What comes between C and D?


Last week I discussed middle-seat etiquette, this week I want to take a look at the common space on board the airplane. Lets talk about the rules about the aisle.

  • As you stand up to exit your seat, do not pull on the seat back which belongs to the person in front of you. You didn’t pay for that seat, so you do not have the right to touch it. There is nothing more terrifying than your seat back being pulled back while you’re sleeping on the plane.
  • Now that you are standing in the aisle without touching the seat of the person in front of you, you have to walk to the washroom without touching the seat backs of anyone else’s seat. See above regarding the fact that you didn’t pay for the right to touch their seat. If you do need to brace yourself, the overhead bins make a great hand rail. If you cannot reach, then do your best to touch as few seats as possible and be certain to apologize for intruding on someone else’s space.
  • How do you pass another person in the aisle? The most preferential way is to step into an empty seat. However, that isn’t always possible. In that scenario, the rule that flight attendants use is “cheek-to-cheek.” In other words, back-to-back. This is the least awkward way to pass in this narrow space.
  • If you are waiting for someone else to finish up in the washroom, do not lean on the seat-back of the chairs. Having a seat near the bathroom is bad enough with the noise and smells that adding people standing in your seats is crossing the line.
  • What happens if the person trapped by the window or middle seat needs to get up to use the washroom 100 times during the flight? You’re going to have to get up each and every time without complaining. This is the price of the aisle seat. Most importantly, you are certainly not going to force anyone to try and climb out over top of you to make their escape.

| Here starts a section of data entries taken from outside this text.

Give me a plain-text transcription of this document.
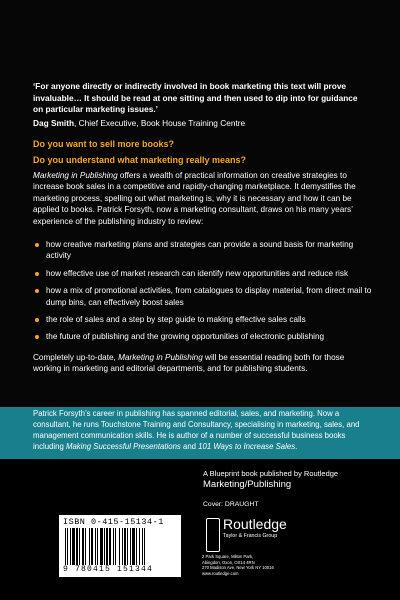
‘For anyone directly or indirectly involved in book marketing this text will prove invaluable… It should be read at one sitting and then used to dip into for guidance on particular marketing issues.’
Dag Smith, Chief Executive, Book House Training Centre
Do you want to sell more books?
Do you understand what marketing really means?
Marketing in Publishing offers a wealth of practical information on creative strategies to increase book sales in a competitive and rapidly-changing marketplace. It demystifies the marketing process, spelling out what marketing is, why it is necessary and how it can be applied to books. Patrick Forsyth, now a marketing consultant, draws on his many years’ experience of the publishing industry to review:
how creative marketing plans and strategies can provide a sound basis for marketing activity
how effective use of market research can identify new opportunities and reduce risk
how a mix of promotional activities, from catalogues to display material, from direct mail to dump bins, can effectively boost sales
the role of sales and a step by step guide to making effective sales calls
the future of publishing and the growing opportunities of electronic publishing
Completely up-to-date, Marketing in Publishing will be essential reading both for those working in marketing and editorial departments, and for publishing students.
Patrick Forsyth’s career in publishing has spanned editorial, sales, and marketing. Now a consultant, he runs Touchstone Training and Consultancy, specialising in marketing, sales, and management communication skills. He is author of a number of successful business books including Making Successful Presentations and 101 Ways to Increase Sales.
A Blueprint book published by Routledge
Marketing/Publishing
Cover: DRAUGHT
ISBN 0-415-15134-1
9 780415 151344
Routledge
Taylor & Francis Group
2 Park Square, Milton Park,
Abingdon, Oxon, OX14 4RN
270 Madison Ave, New York NY 10016
www.routledge.com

Do you have any other rules that you would add to travelling in the aisle seat? Let me know in the comments below.

2 thoughts on “What comes between C and D?

  1. Matt, you do realize that some people might find it hard to maneuver through a moving plane without touching someone else’s seat?


    • Absolutely, I agree. Something’s such as mobility issues can make moving in the narrow spaces of the aircrafts challenge. I think my point was that you should make as much of an effort as you can not to touch other people’s seats if you can avoid it.